С ключом на шее

22
18
20
22
24
26
28
30

И сейчас, поди, вокруг нее вертится — взял манеру забегать с утра пораньше, вроде как провериться. Давление меряет, кобель. Небось опять повышенное — от такой у кого бы не повысилось… Который день опаздывает, ходит, как поддатый, — мысли где угодно, только не на работе. Да и помрачнел. Похоже, не дается ему медсестричка… Нигдеев сердито смахивает со стола валик рыхлого пепла от бездарно сгоревшей «Примы» и раздраженно смотрит на часы. Еще нет и девяти. Не Юрка опаздывает — Нигдеев явился ни свет ни заря, трусливо сбежав из дома, пока эта не проснулась…

Юрка приходит минута в минуту, но к тому времени Нигдеев доходит до ручки. Ему редко нужен совет — но сейчас как раз такой случай.

— Чего такой зеленый? — рассеянно спрашивает Юрка. — Перебрал вчера, что ли?

— Прихватило что-то, — сухо говорит Нигдеев и хватается за новую сигарету. Тщательно разминает, подбирая слова. Юрка, позевывая, мешает в чае, раздражающе звякает ложечкой, бессмысленно пялится в окно. Браться за работу он не торопится, и Нигдеев решается.

— Слушай, — говорит он медленно и раздумчиво, глядя в пустоту перед собой. — Вот предположим, твой близкий человек… делает что-то поганое. Не морду там кому-то набил или ящик тушенки со склада спер, а настоящие мерзости. Что-то страшное. Что бы ты делал?

Юрка бросает на него неожиданно цепкий, настороженный взгляд, и Нигдеев покрывается холодным потом; его охватывает предчувствие катастрофы, но тут Юрка отворачивается к окну.

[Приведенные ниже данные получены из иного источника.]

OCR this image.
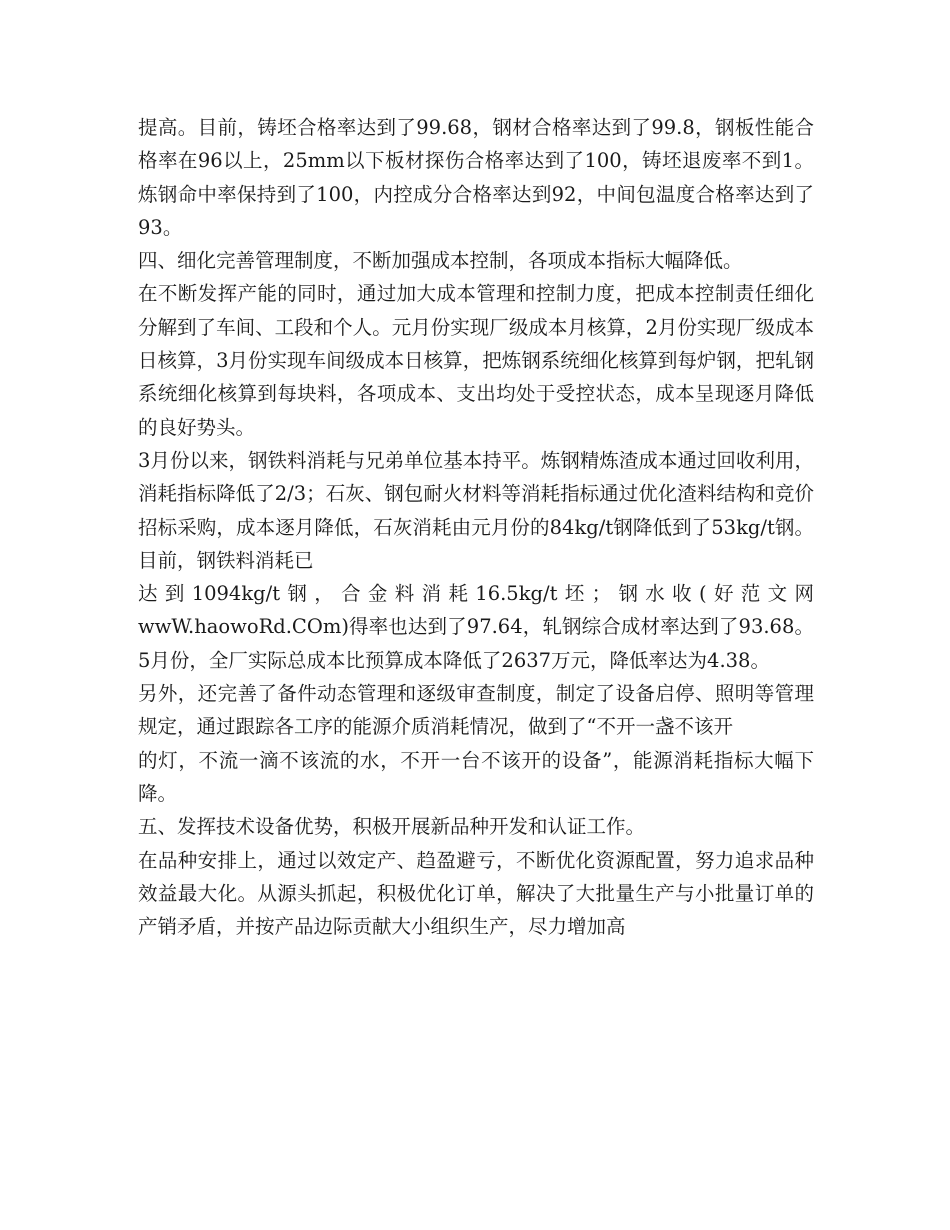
提高。目前，铸坯合格率达到了99.68，钢材合格率达到了99.8，钢板性能合格率在96以上，25mm以下板材探伤合格率达到了100，铸坯退废率不到1。炼钢命中率保持到了100，内控成分合格率达到92，中间包温度合格率达到了93。

四、细化完善管理制度，不断加强成本控制，各项成本指标大幅降低。

在不断发挥产能的同时，通过加大成本管理和控制力度，把成本控制责任细化分解到了车间、工段和个人。元月份实现厂级成本月核算，2月份实现厂级成本日核算，3月份实现车间级成本日核算，把炼钢系统细化核算到每炉钢，把轧钢系统细化核算到每块料，各项成本、支出均处于受控状态，成本呈现逐月降低的良好势头。

3月份以来，钢铁料消耗与兄弟单位基本持平。炼钢精炼渣成本通过回收利用，消耗指标降低了2/3；石灰、钢包耐火材料等消耗指标通过优化渣料结构和竞价招标采购，成本逐月降低，石灰消耗由元月份的84kg/t钢降低到了53kg/t钢。目前，钢铁料消耗已

达到1094kg/t钢，合金料消耗16.5kg/t坯；钢水收(好范文网wwW.haowoRd.COm)得率也达到了97.64，轧钢综合成材率达到了93.68。5月份，全厂实际总成本比预算成本降低了2637万元，降低率达为4.38。

另外，还完善了备件动态管理和逐级审查制度，制定了设备启停、照明等管理规定，通过跟踪各工序的能源介质消耗情况，做到了“不开一盏不该开

的灯，不流一滴不该流的水，不开一台不该开的设备”，能源消耗指标大幅下降。

五、发挥技术设备优势，积极开展新品种开发和认证工作。

在品种安排上，通过以效定产、趋盈避亏，不断优化资源配置，努力追求品种效益最大化。从源头抓起，积极优化订单，解决了大批量生产与小批量订单的产销矛盾，并按产品边际贡献大小组织生产，尽力增加高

— Ну не знаю, — мямлит он и принимается сбивать в стопку неопрятную кучу машинописных листов. — Смотря что…

— Что-то… жуткое. Такое, что думаешь: это не тот человек, которого ты знал, это вообще не человек, нелюдь, животное…

— Да что ж он, — слабо усмехается Юрка, — кровь христианских младенцев пьет, что ли?

— Вроде того, — отвечает Нигдеев, леденея. Юрка снова бросает на него неприятно пристальный взгляд и аккуратно откладывает стопку. Сцепляет перед собой руки. Сосредотачивается.

— Ты про эти убийства, да? — тихо спрашивает он. — Про детишек зарезанных?

— Предположим, про них, — тяжело выговаривает Нигдеев. На грудину давит базальтовый валун, и он снова начинает растирать ребра.

— Я бы сначала поговорил с этим человеком, — медленно произносит Юрка. — Может, у него есть на то причины…

— Какие тут могут быть причины! — взвизгивает Нигдеев и осекается.

— Я бы поговорил, а потом уже решал, — настойчиво говорит Юрка. — Мало ли как в жизни бывает. Ты сам недавно… выстрелил неудачно, — с нажимом произносит он, и Нигдеев немеет.

Я был уверен, что это медведь, говорит себе Нигдеев, и кто-то маленький, бледный и тошнотворный, какой-то опарыш, кормящийся на гниющих кусках души, тихонько хихикает в ответ: рассказывай…

Юрка перебирает листы отчета, изредка вскидывая глаза, — как будто чего-то ждет. Похоже, напоминание о Коги было намеком, который Нигдеев не сумел уловить. От напряжения воздух в кабинете густеет и вибрирует, наполненный миллионами готовых ужалить насекомых.

Потом Юрка взрывается.

— Ну, давай! — вскрикивает он. — Беги в ментовку, выкладывай! Облегчи душу!

Нигдеев думает еще пару секунд и решительно качает головой.